We also know almost nothing about the structure of the early Nephite church or how the Law of Moses was administered. What we do know is there is no evidence of an Aaronic Priesthood in the Book of Mormon, and that Lehi and the prophets had the Melchizedek Priesthood (otherwise he, Jacob, Alma, and others could not have seen God — D&C 84:19-22), and we also know that Lehi and others offered sacrifices and burnt offerings that we normally associate with the duties of the ancient Old Testament Aaronic Priesthood (1 Nephi 5:9, 1 Nephi 7:22, Mosiah 2:3.) Therefore, we cannot rely on the Old Testament to teach us how the Law of Moses would have been administered by Nephites who held the Melchizedek Priesthood.

There is enough discussion of consistent Melchizedek Priesthood temple rites from the beginning to the end of the Book of Mormon to let us know that those rites remained essentially unchanged throughout the full thousand years of Nephite history — both before and after the Savior fulfilled the Law of Moses (encoded examples are in 1 Nephi 1, 2 Nephi 1, Alma 12, and Moroni 10).

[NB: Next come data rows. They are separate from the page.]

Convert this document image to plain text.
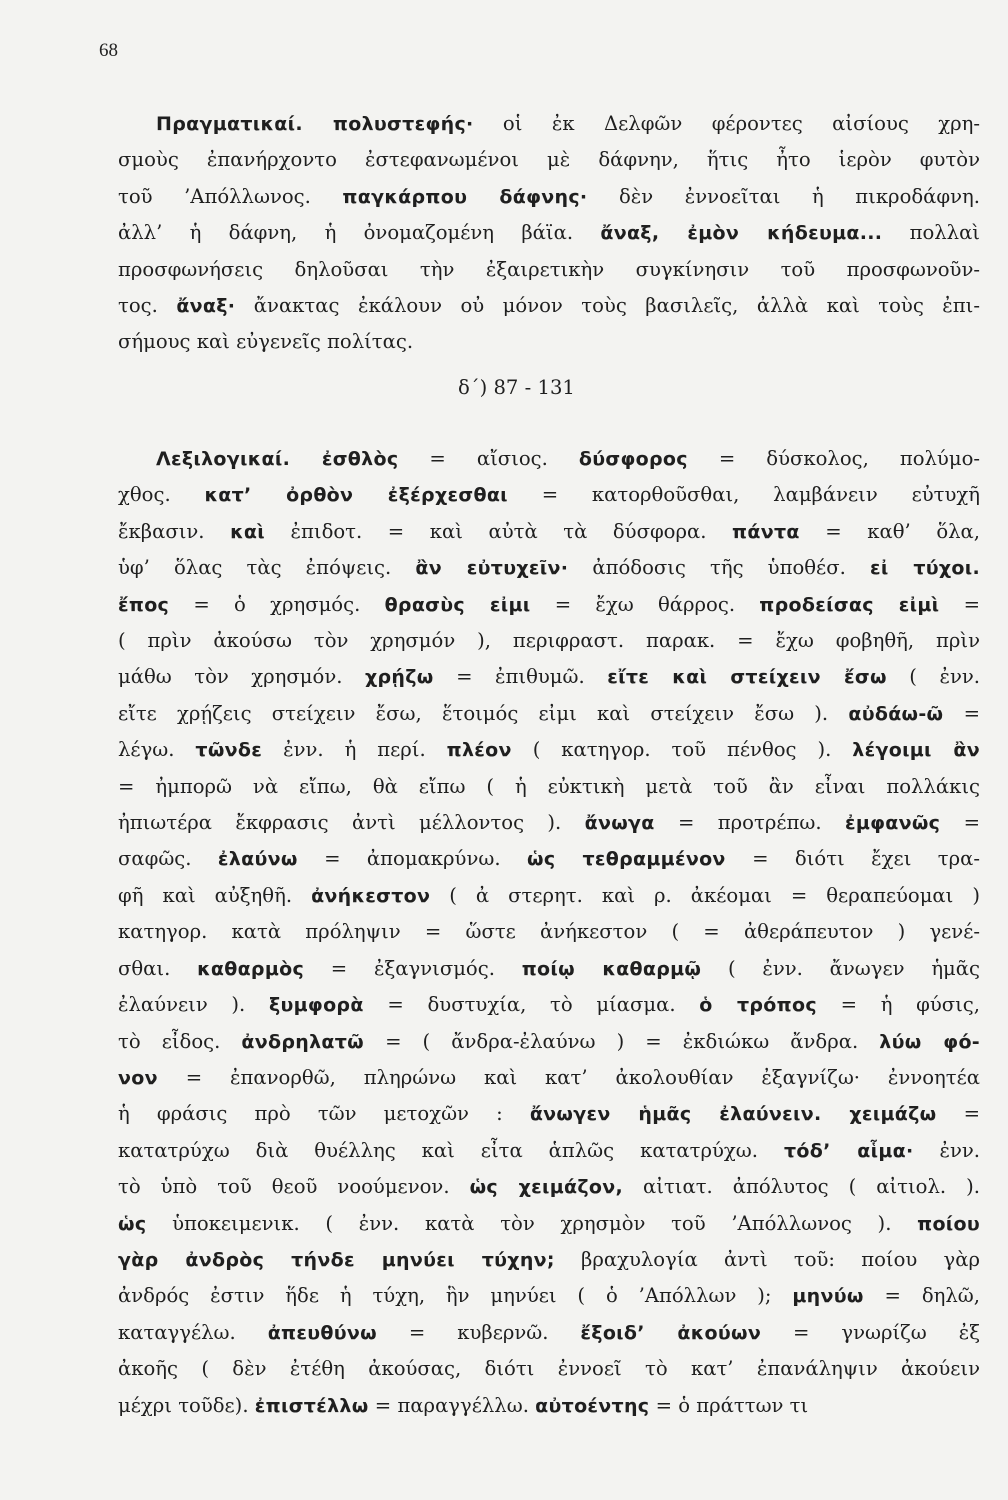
68
Πραγματικαί. πολυστεφής· οἱ ἐκ Δελφῶν φέροντες αἰσίους χρη-
σμοὺς ἐπανήρχοντο ἐστεφανωμένοι μὲ δάφνην, ἥτις ἦτο ἱερὸν φυτὸν
τοῦ ’Απόλλωνος. παγκάρπου δάφνης· δὲν ἐννοεῖται ἡ πικροδάφνη.
ἀλλ’ ἡ δάφνη, ἡ ὀνομαζομένη βάϊα. ἄναξ, ἐμὸν κήδευμα... πολλαὶ
προσφωνήσεις δηλοῦσαι τὴν ἐξαιρετικὴν συγκίνησιν τοῦ προσφωνοῦν-
τος. ἄναξ· ἄνακτας ἐκάλουν οὐ μόνον τοὺς βασιλεῖς, ἀλλὰ καὶ τοὺς ἐπι-
σήμους καὶ εὐγενεῖς πολίτας.
δ΄) 87 - 131
Λεξιλογικαί. ἐσθλὸς = αἴσιος. δύσφορος = δύσκολος, πολύμο-
χθος. κατ’ ὀρθὸν ἐξέρχεσθαι = κατορθοῦσθαι, λαμβάνειν εὐτυχῆ
ἔκβασιν. καὶ ἐπιδοτ. = καὶ αὐτὰ τὰ δύσφορα. πάντα = καθ’ ὅλα,
ὑφ’ ὅλας τὰς ἐπόψεις. ἂν εὐτυχεῖν· ἀπόδοσις τῆς ὑποθέσ. εἰ τύχοι.
ἔπος = ὁ χρησμός. θρασὺς εἰμι = ἔχω θάρρος. προδείσας εἰμὶ =
( πρὶν ἀκούσω τὸν χρησμόν ), περιφραστ. παρακ. = ἔχω φοβηθῆ, πρὶν
μάθω τὸν χρησμόν. χρῄζω = ἐπιθυμῶ. εἴτε καὶ στείχειν ἔσω ( ἐνν.
εἴτε χρῄζεις στείχειν ἔσω, ἕτοιμός εἰμι καὶ στείχειν ἔσω ). αὐδάω-ῶ =
λέγω. τῶνδε ἐνν. ἡ περί. πλέον ( κατηγορ. τοῦ πένθος ). λέγοιμι ἂν
= ἠμπορῶ νὰ εἴπω, θὰ εἴπω ( ἡ εὐκτικὴ μετὰ τοῦ ἂν εἶναι πολλάκις
ἠπιωτέρα ἔκφρασις ἀντὶ μέλλοντος ). ἄνωγα = προτρέπω. ἐμφανῶς =
σαφῶς. ἐλαύνω = ἀπομακρύνω. ὡς τεθραμμένον = διότι ἔχει τρα-
φῆ καὶ αὐξηθῆ. ἀνήκεστον ( ἀ στερητ. καὶ ρ. ἀκέομαι = θεραπεύομαι )
κατηγορ. κατὰ πρόληψιν = ὥστε ἀνήκεστον ( = ἀθεράπευτον ) γενέ-
σθαι. καθαρμὸς = ἐξαγνισμός. ποίῳ καθαρμῷ ( ἐνν. ἄνωγεν ἡμᾶς
ἐλαύνειν ). ξυμφορὰ = δυστυχία, τὸ μίασμα. ὁ τρόπος = ἡ φύσις,
τὸ εἶδος. ἀνδρηλατῶ = ( ἄνδρα-ἐλαύνω ) = ἐκδιώκω ἄνδρα. λύω φό-
νον = ἐπανορθῶ, πληρώνω καὶ κατ’ ἀκολουθίαν ἐξαγνίζω· ἐννοητέα
ἡ φράσις πρὸ τῶν μετοχῶν : ἄνωγεν ἡμᾶς ἐλαύνειν. χειμάζω =
κατατρύχω διὰ θυέλλης καὶ εἶτα ἁπλῶς κατατρύχω. τόδ’ αἷμα· ἐνν.
τὸ ὑπὸ τοῦ θεοῦ νοούμενον. ὡς χειμάζον, αἰτιατ. ἀπόλυτος ( αἰτιολ. ).
ὡς ὑποκειμενικ. ( ἐνν. κατὰ τὸν χρησμὸν τοῦ ’Απόλλωνος ). ποίου
γὰρ ἀνδρὸς τήνδε μηνύει τύχην; βραχυλογία ἀντὶ τοῦ: ποίου γὰρ
ἀνδρός ἐστιν ἥδε ἡ τύχη, ἣν μηνύει ( ὁ ’Απόλλων ); μηνύω = δηλῶ,
καταγγέλω. ἀπευθύνω = κυβερνῶ. ἔξοιδ’ ἀκούων = γνωρίζω ἐξ
ἀκοῆς ( δὲν ἐτέθη ἀκούσας, διότι ἐννοεῖ τὸ κατ’ ἐπανάληψιν ἀκούειν
μέχρι τοῦδε). ἐπιστέλλω = παραγγέλλω. αὐτοέντης = ὁ πράττων τι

In the Sermon at the Temple in 3 Nephi 9 through 14, the Savior gave examples about how far-reaching the effect of his fulfilling the Law would be. There we learn that when put into practice, the new law would not only change the outward form of their religious practices, but would also change some of their most fundamental cultural and legal practices as well. Thereafter, an appeal to Leviticus to establish rules of personal conduct, family relations, moral code, or dietary practices was no longer a valid evidence to support an argument about what was right or wrong (just as it is not for us).

We needn’t wonder if the Nephites then did, as we sometimes tend to do, pick and choose from among the parts of the Law of Moses we wished to use to justify our beliefs and practices. They clearly did not. The description of the righteousness of the society of the next three generations teaches us that the Nephites took the Saviors instructions very seriously. Mormon does not tell us very much about the Fourth Nephi society, but what he does tell us is enough that we may know that the rigidity and bigotry that was justifiable under the Law had given way to acceptance of personal integrity rather than perfect conformity as the standard of individual excellence. I take it that in that society there could not have been found a picked-on teenager who felt the need to pray, “Dear God, make the bad people good and the good people nice.”